He talked as his eyes looked out over the two ahrouns currently in a heated discussion.
"It's been what a week now since the Moot.. and I hope you don't think I'm sticking my nose in. I was just concerned about you and wanted too...I don't know.. offer you my friendship or support. I was listening to all the comments made by the Sept and it seemed a common message was coming through."
He then paused as he turned to you "I wanted to make you an offer of accompanying me on an Umbral Quest of some form. It's not without it's benefits to me either, I get to spend some time with a packmate and I hoped you'd be able to help me become a better hunter. I don't want to be a burden to the pack in a fight."
[Marrick] Marrick Fisher does not know Silver Fangs. To further the point, Marrick Fisher doesn't know Shadow Lords either, doesn't know that there's a feud, that there is centuries of bad blood.

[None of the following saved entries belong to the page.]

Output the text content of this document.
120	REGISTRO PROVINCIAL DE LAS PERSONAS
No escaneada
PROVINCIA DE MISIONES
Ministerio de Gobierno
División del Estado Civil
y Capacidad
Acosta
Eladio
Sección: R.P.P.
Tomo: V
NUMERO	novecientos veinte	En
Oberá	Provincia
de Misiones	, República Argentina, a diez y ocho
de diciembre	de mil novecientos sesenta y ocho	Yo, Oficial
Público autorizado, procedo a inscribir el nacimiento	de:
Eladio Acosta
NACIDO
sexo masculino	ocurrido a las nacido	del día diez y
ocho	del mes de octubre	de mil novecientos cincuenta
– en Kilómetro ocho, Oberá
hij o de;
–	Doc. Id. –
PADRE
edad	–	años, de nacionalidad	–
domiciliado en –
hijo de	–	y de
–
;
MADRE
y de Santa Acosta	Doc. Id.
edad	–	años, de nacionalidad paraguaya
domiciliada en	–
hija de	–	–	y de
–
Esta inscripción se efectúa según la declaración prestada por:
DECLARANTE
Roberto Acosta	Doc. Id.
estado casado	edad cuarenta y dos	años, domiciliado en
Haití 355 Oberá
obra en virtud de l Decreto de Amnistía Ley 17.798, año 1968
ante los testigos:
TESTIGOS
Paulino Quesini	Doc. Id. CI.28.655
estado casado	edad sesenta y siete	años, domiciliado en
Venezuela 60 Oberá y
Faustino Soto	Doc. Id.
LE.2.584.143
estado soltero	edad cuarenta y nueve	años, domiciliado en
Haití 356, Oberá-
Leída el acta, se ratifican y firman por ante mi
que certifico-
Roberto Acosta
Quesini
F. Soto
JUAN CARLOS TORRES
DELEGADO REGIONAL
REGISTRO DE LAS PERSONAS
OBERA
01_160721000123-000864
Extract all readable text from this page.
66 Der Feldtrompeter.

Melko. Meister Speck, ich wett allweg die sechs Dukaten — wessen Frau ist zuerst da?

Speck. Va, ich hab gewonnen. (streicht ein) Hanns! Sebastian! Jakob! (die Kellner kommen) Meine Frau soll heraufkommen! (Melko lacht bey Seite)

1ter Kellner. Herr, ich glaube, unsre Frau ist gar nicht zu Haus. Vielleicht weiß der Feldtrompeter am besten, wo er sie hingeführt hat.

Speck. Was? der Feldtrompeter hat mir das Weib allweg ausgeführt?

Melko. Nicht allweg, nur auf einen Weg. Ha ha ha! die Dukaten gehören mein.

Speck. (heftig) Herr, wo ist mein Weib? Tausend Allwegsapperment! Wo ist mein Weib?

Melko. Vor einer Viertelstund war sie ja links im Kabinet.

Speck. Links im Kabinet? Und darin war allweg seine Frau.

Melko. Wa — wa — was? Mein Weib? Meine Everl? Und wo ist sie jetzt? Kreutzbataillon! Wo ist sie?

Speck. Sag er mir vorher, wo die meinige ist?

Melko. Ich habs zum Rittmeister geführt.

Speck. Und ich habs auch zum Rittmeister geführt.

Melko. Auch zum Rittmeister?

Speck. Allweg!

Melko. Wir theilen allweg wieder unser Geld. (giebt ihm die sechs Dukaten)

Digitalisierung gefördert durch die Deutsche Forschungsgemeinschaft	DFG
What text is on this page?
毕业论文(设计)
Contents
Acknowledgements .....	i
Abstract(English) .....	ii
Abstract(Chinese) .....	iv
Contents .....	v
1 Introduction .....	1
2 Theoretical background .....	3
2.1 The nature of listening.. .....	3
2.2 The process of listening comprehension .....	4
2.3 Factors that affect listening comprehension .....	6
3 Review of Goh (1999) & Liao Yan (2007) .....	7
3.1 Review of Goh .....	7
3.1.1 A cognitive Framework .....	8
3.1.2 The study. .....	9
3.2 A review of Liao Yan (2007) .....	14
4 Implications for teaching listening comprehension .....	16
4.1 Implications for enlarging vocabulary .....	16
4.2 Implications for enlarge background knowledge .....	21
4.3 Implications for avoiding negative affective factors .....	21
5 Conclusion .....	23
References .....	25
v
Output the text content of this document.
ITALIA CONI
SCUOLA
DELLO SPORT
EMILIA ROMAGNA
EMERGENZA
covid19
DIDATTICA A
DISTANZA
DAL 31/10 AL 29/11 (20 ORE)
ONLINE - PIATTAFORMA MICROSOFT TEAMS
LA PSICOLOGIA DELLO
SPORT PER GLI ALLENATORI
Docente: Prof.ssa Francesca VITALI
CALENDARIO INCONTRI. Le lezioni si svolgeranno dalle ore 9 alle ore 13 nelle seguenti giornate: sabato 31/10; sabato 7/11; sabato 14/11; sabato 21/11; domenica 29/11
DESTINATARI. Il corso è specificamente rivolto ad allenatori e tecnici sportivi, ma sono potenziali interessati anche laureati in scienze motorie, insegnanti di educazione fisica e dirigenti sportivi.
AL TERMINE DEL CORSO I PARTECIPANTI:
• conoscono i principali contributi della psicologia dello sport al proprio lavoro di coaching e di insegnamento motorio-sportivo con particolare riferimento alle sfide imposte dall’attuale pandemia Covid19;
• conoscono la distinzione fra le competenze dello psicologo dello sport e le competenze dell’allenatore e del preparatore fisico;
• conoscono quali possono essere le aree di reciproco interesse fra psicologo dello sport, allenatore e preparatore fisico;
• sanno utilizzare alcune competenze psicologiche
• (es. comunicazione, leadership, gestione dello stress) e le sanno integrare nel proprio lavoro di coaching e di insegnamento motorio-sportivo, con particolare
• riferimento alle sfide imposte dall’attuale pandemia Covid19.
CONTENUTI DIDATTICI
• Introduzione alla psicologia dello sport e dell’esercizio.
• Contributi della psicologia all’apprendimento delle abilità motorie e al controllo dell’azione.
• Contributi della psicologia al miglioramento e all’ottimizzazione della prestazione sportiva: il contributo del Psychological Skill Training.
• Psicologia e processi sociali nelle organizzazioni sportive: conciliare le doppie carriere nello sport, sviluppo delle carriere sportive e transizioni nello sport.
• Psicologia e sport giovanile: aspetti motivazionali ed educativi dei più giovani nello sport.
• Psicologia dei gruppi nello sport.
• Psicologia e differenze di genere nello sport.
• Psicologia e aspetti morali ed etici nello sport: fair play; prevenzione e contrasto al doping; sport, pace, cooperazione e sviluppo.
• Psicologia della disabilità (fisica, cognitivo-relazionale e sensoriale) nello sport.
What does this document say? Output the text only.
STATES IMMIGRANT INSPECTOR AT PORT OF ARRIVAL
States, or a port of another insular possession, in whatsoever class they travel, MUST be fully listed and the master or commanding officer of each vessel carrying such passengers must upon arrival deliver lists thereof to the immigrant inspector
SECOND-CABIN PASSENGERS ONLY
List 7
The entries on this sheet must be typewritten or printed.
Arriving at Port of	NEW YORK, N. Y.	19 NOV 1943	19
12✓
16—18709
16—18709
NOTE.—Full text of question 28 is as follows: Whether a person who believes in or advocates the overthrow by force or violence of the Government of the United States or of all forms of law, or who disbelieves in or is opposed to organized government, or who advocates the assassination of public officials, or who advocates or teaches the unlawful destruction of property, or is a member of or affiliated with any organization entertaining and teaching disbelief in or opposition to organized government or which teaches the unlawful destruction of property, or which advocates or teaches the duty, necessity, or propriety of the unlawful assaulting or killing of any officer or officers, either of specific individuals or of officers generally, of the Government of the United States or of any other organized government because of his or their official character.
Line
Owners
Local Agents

What she does know makes her stomach turn, makes her instead regard Wyrmbreaker's approaching packmates with bitterness on her tongue. The Fury gives them an upward nod in greeting. There was no smile, no warmth, nothing but ever-pervading rage. Neither full moon seemed to be in the best of moods.
"There's ways around that," she says, "an' it's all in words an' intent."
There's silence.
"I'll be there," with grim finality to it.
[Wyrmbreaker] "Ways around what?" Lukas asks.
[Marrick] "Truth of Gaia. If you genuinely believe it's the truth, then you ain't lying when you say it. An' tellin' half the truth ain't tellin' a lie, either. If someone chooses their words right, and he will because he's damn good with words, a philodox might never know they got the wool pulled over their eyes. An', since they have gifts to find lies..."
[Sinclair] It will never be said about Sinclair that she is such a sensitive soul that the idea of causing another person pain or mental discomfort is anathema to her. Though various reactions flicker across her face as Theron is speaking, the most obvious is the heavy roll of her eyes when Theron says that there was a 'common message' at the Stone of Scorn.
But what she chooses to reply to verbally, as they head towards their Alpha, is this: "You're my packmate, Theron. I kind of assumed I had your support without it needing to be offered."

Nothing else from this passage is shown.